What is the error rate of DuckDB approx_count_distinct for small cardinalities?

115 Views Asked by At

I've been trying to understand how to measure the error rate for approx_count_distinct in DuckDB. The database doesn't provide a way to output it. As I read from the science paper the error increases if the cardinality is low or/and it depends on the number of buckets in hyperloglog implementation but there's no formula to calculate it.
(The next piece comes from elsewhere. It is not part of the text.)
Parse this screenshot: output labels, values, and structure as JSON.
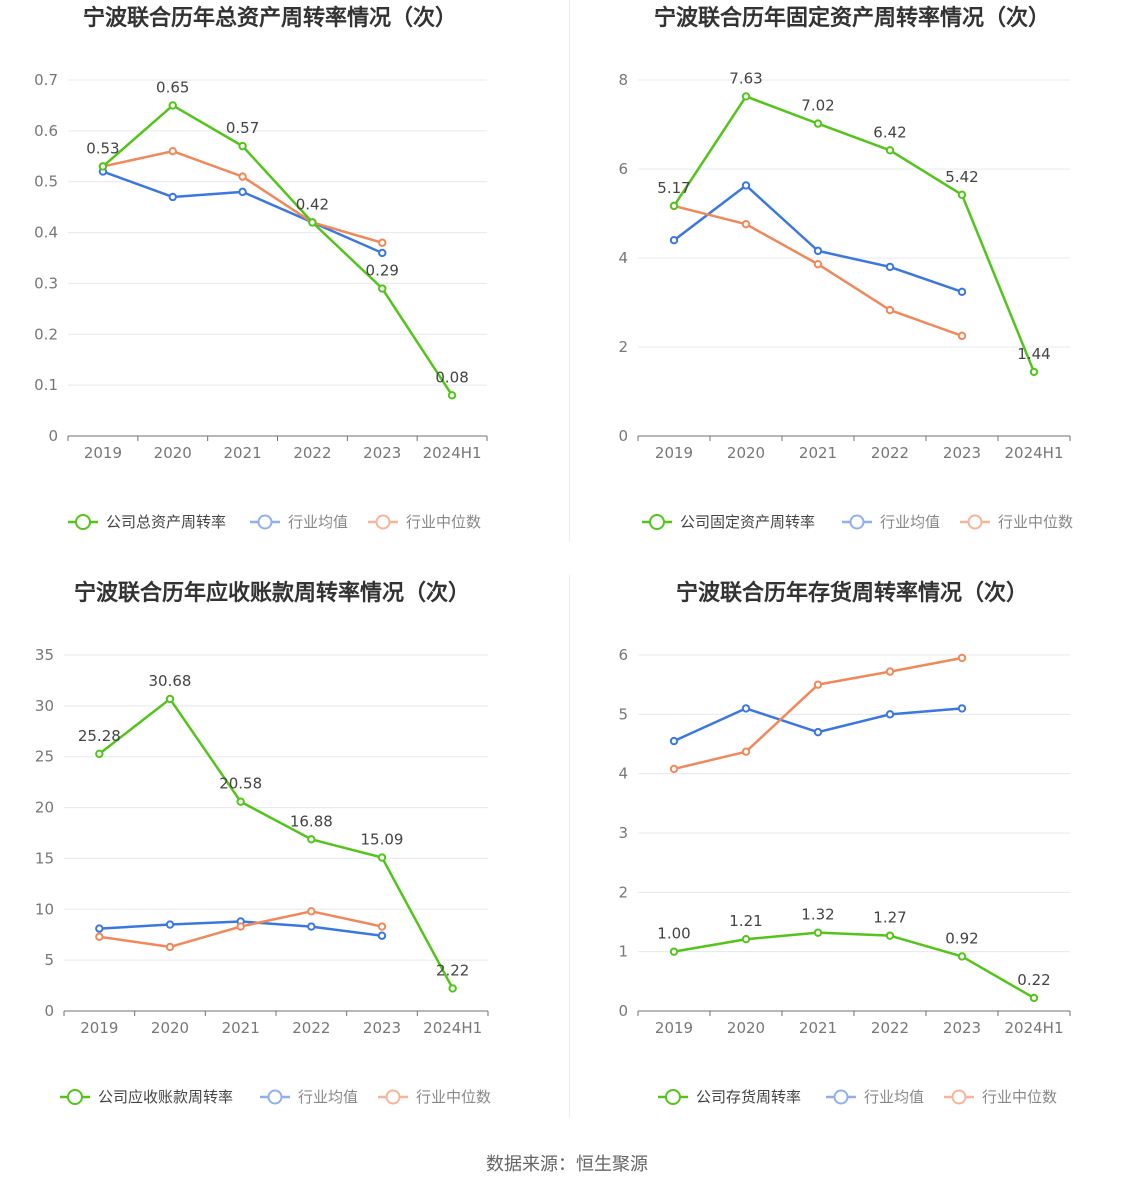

Is there a way to show the possible error for this function?

1

There are 1 best solutions below

0
egor10_4 On

I've used this approach to output the error rate for very small cardinalities.

import duckdb
duckdb.sql('create table a(a bigint)')

c = 1
c_p = 0
for x in range(10):
    c *= 10
    print ("c: %d" % c)
    duckdb.sql('INSERT INTO a SELECT * FROM range(%d, %d)' % (c_p, c))
    duckdb.sql('SELECT approx_count_distinct(a) count, abs(%d-count)::DOUBLE/%d error_rate FROM a' % (c, c)).show()
    c_p = c
c: 10
┌───────┬────────────┐
│ count │ error_rate │
│ int64 │   double   │
├───────┼────────────┤
│    10 │        0.0 │
└───────┴────────────┘

c: 100
┌───────┬────────────┐
│ count │ error_rate │
│ int64 │   double   │
├───────┼────────────┤
│    98 │       0.02 │
└───────┴────────────┘

c: 1000
┌───────┬────────────┐
│ count │ error_rate │
│ int64 │   double   │
├───────┼────────────┤
│  1011 │      0.011 │
└───────┴────────────┘

c: 10000
┌───────┬────────────┐
│ count │ error_rate │
│ int64 │   double   │
├───────┼────────────┤
│ 10066 │     0.0066 │
└───────┴────────────┘

c: 100000
┌───────┬────────────┐
│ count │ error_rate │
│ int64 │   double   │
├───────┼────────────┤
│ 99492 │    0.00508 │
└───────┴────────────┘

c: 1000000
┌─────────┬────────────┐
│  count  │ error_rate │
│  int64  │   double   │
├─────────┼────────────┤
│ 1007982 │   0.007982 │
└─────────┴────────────┘

c: 10000000
┌──────────┬────────────┐
│  count   │ error_rate │
│  int64   │   double   │
├──────────┼────────────┤
│ 10037331 │  0.0037331 │
└──────────┴────────────┘

c: 100000000
┌───────────┬────────────┐
│   count   │ error_rate │
│   int64   │   double   │
├───────────┼────────────┤
│ 100310782 │ 0.00310782 │
└───────────┴────────────┘

c: 1000000000
┌───────────┬─────────────┐
│   count   │ error_rate  │
│   int64   │   double    │
├───────────┼─────────────┤
│ 976524121 │ 0.023475879 │
└───────────┴─────────────┘

You can see that the error rate definitely goes down with the cardinality increase but not always (see the last test run).